TR insanlar kolay kahraman ilan edilebiliyor. 'Mega, super, muhtesem'
kelimeleri bir cok kez ucuz, yersiz ve gereksiz kullaniliyor. Bunlara dikkat
etmenizi rica ediyorum.

Posted: Fri Mar 11, 2005 4:06 pm
by Niyazi Gunay
Hasan Tezcan wrote:Daha önce de belirtmistim ama yazi forumun cökertilmesi ile birlikte silindi.

Franck'i rahat biraksinlar artik, yöneticiler olsun, medya olsun, taraftar olsun.
Calisma huzurunu bu ortam icinde bulmasi zor. Samimi degiliz, biraz
abartiyoruz gibi me geliyor. Medya onu begendiginden degil rating yapmak
icin sisiriyor, okuyan taraftar inaniyor, maca gidenler 'vay be demek
o kadar varmis' dusunup yazilanlara inaniyor, yöneticiler ise firsat biliyor...

Franck iyi oyuncu olabilir, ama yazilanlar kadar degil bence, daha gelisme
caginda. Bu yuzden 'Ribery' topic'i benim biraz garibime gitmekte.

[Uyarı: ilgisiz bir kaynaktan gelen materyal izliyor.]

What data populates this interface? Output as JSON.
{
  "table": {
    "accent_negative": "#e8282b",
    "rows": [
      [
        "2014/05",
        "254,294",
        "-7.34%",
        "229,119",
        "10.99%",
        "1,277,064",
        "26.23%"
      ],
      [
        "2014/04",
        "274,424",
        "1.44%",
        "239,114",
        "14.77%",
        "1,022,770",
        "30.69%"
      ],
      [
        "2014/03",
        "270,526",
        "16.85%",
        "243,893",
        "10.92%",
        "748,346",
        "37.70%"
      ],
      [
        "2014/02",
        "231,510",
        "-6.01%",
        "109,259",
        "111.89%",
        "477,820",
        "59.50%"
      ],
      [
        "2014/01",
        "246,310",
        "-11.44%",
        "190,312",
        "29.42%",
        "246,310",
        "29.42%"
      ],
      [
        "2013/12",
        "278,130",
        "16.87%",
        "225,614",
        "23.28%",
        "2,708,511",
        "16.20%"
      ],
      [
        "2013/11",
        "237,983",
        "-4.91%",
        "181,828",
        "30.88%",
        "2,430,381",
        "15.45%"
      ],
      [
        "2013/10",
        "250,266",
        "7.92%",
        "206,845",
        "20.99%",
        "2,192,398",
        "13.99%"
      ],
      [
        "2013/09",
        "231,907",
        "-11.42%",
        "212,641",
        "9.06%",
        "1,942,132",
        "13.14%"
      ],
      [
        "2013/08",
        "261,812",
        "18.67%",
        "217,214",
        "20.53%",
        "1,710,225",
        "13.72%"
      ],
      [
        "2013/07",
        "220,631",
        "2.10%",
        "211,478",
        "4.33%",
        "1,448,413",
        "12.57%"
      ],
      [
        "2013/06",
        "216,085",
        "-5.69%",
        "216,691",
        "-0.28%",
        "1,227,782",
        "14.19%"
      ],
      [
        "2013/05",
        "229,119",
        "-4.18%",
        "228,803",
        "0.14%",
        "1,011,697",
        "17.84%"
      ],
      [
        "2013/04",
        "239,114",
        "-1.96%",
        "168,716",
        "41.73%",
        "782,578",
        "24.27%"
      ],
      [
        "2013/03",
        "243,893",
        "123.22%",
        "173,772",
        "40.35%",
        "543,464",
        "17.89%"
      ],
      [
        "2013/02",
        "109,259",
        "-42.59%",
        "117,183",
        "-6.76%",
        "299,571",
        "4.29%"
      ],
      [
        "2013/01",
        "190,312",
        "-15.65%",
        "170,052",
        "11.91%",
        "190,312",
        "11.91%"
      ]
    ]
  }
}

TR insanlar kolay kahraman ilan edilebiliyor. 'Mega, super, muhtesem'
kelimeleri bir cok kez ucuz, yersiz ve gereksiz kullaniliyor. Bunlara dikkat
etmenizi rica ediyorum.
Hasan Abi buradaki durum aynen kecinin olmadi yerde Abdullrahman celebi durumu olusturuyor, takimda dikine oynayip pas verbilen adam olmadigi icin--hos bunu butun lige geneleyebiliriz-- boyle bir adam bulunca kendimizden gectik...

Niyazi

Posted: Fri Mar 11, 2005 4:55 pm
by Mustafa Dogan
Ribbery yerli bir futbolcu olsa birkaç maç sonra sıradanlaşır diyee düşünürdük çünkü genelde böyle oluyor! Ama Allahtan çocuk yabancı! Birde röportajında kestane maçını sormuşlar, o da bana bu konuda bilgi verilmedi demiş! İyiki çocuğun kafasına böyle şeyler sokmuyorlar! Fenerin bütün yıldız transferlerinin ilk röportajlarında "GS maçını sabırsızlıkla bekliyorum" diyecek kadar doldurulduğu düşünülürse, buda bişeydir!

Posted: Fri Mar 11, 2005 5:53 pm
by Mehmet Cirak
Ribery iyi transfer, bunu gorduk, fakat herseyin bokunu cikartmasak olmaz. 21 yasindaki bir futbolcunun (hatta herhangi bir insanin, futbolcu olmasi gerekmiyor) daha gelisecegi cok yon var ama Hasan Agabey'in dedigi gibi boyle bir ortamda bu zor.

Yarin bir kritik pas hatasi yapar, bu sefer de kafasina kafasina vururlar adamin, ne yazik ki memlekette bu isler boyle. Ya da diger futbolculari uzebilir bir kisinin on plana cikarilmasi. En cok da adamin ozel hayatinin bozulmasindan korkuyorum. Cok tatli/sempatik bir karisi var gibi gozukuyor, simdi etrafini bir suru manken/sarkici/turkucu/televoleci cevirir, kafasini allak bullak ederse boku yeriz. Umarim som agizlilik etmiyorumdur.

Daha once bir cok postumda belirttigim gibi, futbolumuz kendileri futbol ulemasi/otoritesi ilan etmis gerzeklerin elinde, o yuzden ileri gidemiyoruz ya.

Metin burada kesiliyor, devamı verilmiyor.